Download or read book written by and published by U of Nebraska Press. This book was released on with total page 443 pages. Available in PDF, EPUB and Kindle. Book excerpt:

Book The Review of Reviews

Download or read book The Review of Reviews written by Albert Shaw and published by . This book was released on 1894 with total page 874 pages. Available in PDF, EPUB and Kindle. Book excerpt:

Book Administration and Use of Public Lands

Download or read book Administration and Use of Public Lands written by United States. Congress. Senate. Committee on Public Lands and Surveys and published by . This book was released on 1943 with total page 1674 pages. Available in PDF, EPUB and Kindle. Book excerpt:

Book Raphael Pumpelly s Arizona

Download or read book Raphael Pumpelly s Arizona written by C. Gilbert Storms and published by Wheatmark, Inc.. This book was released on 2022-02-24 with total page 144 pages. Available in PDF, EPUB and Kindle. Book excerpt: Raphael Pumpelly came to the mountains south of Tucson, Arizona, in 1860 as a young mining engineer looking for adventure. He was just twenty-three years old and a recent graduate of the prestigious Royal Mining Academy in Germany. During his time in the Southwest, Pumpelly learned how to mine silver in Arizona and how to survive in the lawless environment of the borderlands. He met miners, ranchers, soldiers, bandits, Mexican revolutionaries, and raiding Apaches in a territory where there was no law enforcement and no effective military force to oppose the attacks of hostile Indians.
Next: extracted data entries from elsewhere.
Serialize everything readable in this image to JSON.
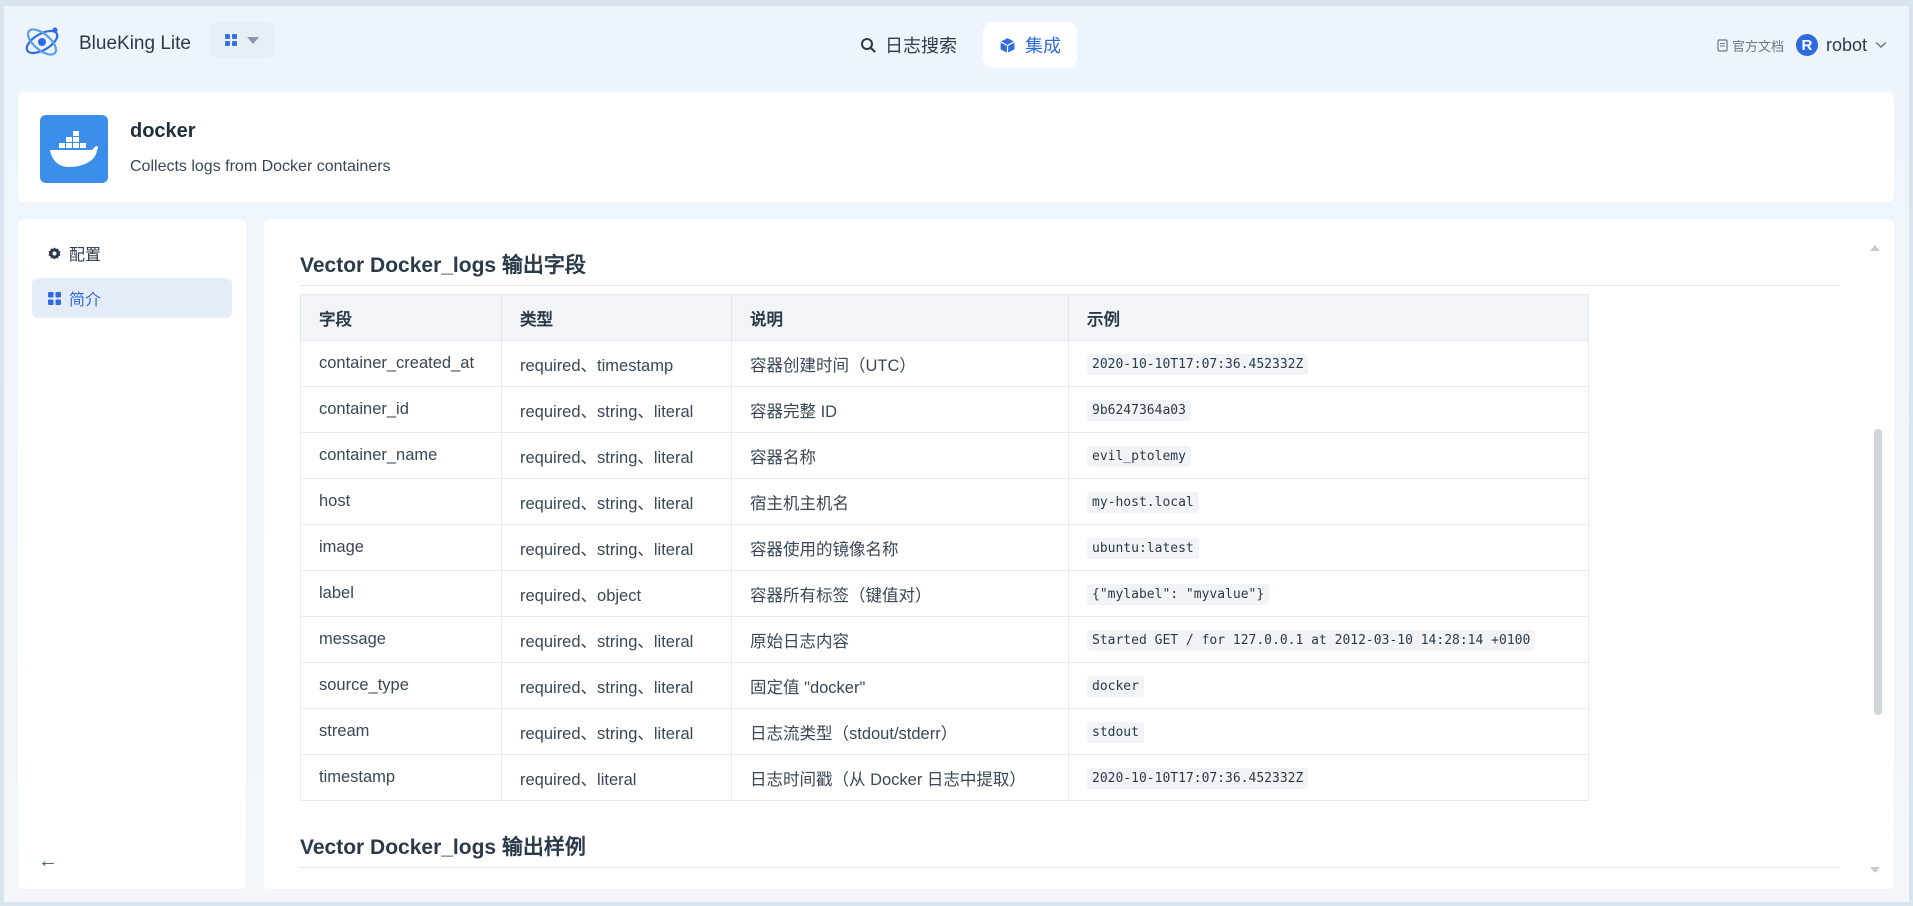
{
  "header": {
    "brand": "BlueKing Lite",
    "nav": [
      {
        "label": "日志搜索",
        "icon": "search-icon",
        "active": false
      },
      {
        "label": "集成",
        "icon": "cube-icon",
        "active": true
      }
    ],
    "docs_label": "官方文档",
    "user_initial": "R",
    "user_name": "robot"
  },
  "integration": {
    "title": "docker",
    "description": "Collects logs from Docker containers"
  },
  "sidebar": {
    "items": [
      {
        "label": "配置",
        "icon": "gear-icon",
        "active": false
      },
      {
        "label": "简介",
        "icon": "grid-icon",
        "active": true
      }
    ]
  },
  "main": {
    "section1_title": "Vector Docker_logs 输出字段",
    "section2_title": "Vector Docker_logs 输出样例",
    "table": {
      "headers": [
        "字段",
        "类型",
        "说明",
        "示例"
      ],
      "rows": [
        {
          "field": "container_created_at",
          "type": "required、timestamp",
          "desc": "容器创建时间（UTC）",
          "example": "2020-10-10T17:07:36.452332Z"
        },
        {
          "field": "container_id",
          "type": "required、string、literal",
          "desc": "容器完整 ID",
          "example": "9b6247364a03"
        },
        {
          "field": "container_name",
          "type": "required、string、literal",
          "desc": "容器名称",
          "example": "evil_ptolemy"
        },
        {
          "field": "host",
          "type": "required、string、literal",
          "desc": "宿主机主机名",
          "example": "my-host.local"
        },
        {
          "field": "image",
          "type": "required、string、literal",
          "desc": "容器使用的镜像名称",
          "example": "ubuntu:latest"
        },
        {
          "field": "label",
          "type": "required、object",
          "desc": "容器所有标签（键值对）",
          "example": "{\"mylabel\": \"myvalue\"}"
        },
        {
          "field": "message",
          "type": "required、string、literal",
          "desc": "原始日志内容",
          "example": "Started GET / for 127.0.0.1 at 2012-03-10 14:28:14 +0100"
        },
        {
          "field": "source_type",
          "type": "required、string、literal",
          "desc": "固定值 \"docker\"",
          "example": "docker"
        },
        {
          "field": "stream",
          "type": "required、string、literal",
          "desc": "日志流类型（stdout/stderr）",
          "example": "stdout"
        },
        {
          "field": "timestamp",
          "type": "required、literal",
          "desc": "日志时间戳（从 Docker 日志中提取）",
          "example": "2020-10-10T17:07:36.452332Z"
        }
      ]
    }
  },
  "colors": {
    "accent": "#2f6be0",
    "docker_blue": "#3a8de8"
  }
}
After he left Arizona, he became an internationally renowned geologist, a consultant to foreign governments on geology and mining, a pioneering researcher in geoarchaeology, and a professor of geology and mining at Harvard. But it all began in Arizona. An adventurer and a talented storyteller, Raphael Pumpelly's accounts stand alongside the best American pioneer writers. With lively prose and vivid detail depicting the people and events shaping the Grand Canyon State, his writings have been an invaluable resource for historians of Arizona in the chaotic years between the Gadsden Purchase in 1854 and the start of the Civil War. Raphael Pumpelly’s Arizona explores how life used to be on the western range and is a must-read for anyone interested in one of the last places to be modernized in America -- Arizona.

Book Field   Stream

    Book Details:
  • Author :
  • Publisher :
  • Release : 1981-05
  • ISBN :
  • Pages : 176 pages

Download or read book Field Stream written by and published by . This book was released on 1981-05 with total page 176 pages. Available in PDF, EPUB and Kindle. Book excerpt: FIELD & STREAM, America’s largest outdoor sports magazine, celebrates the outdoor experience with great stories, compelling photography, and sound advice while honoring the traditions hunters and fishermen have passed down for generations.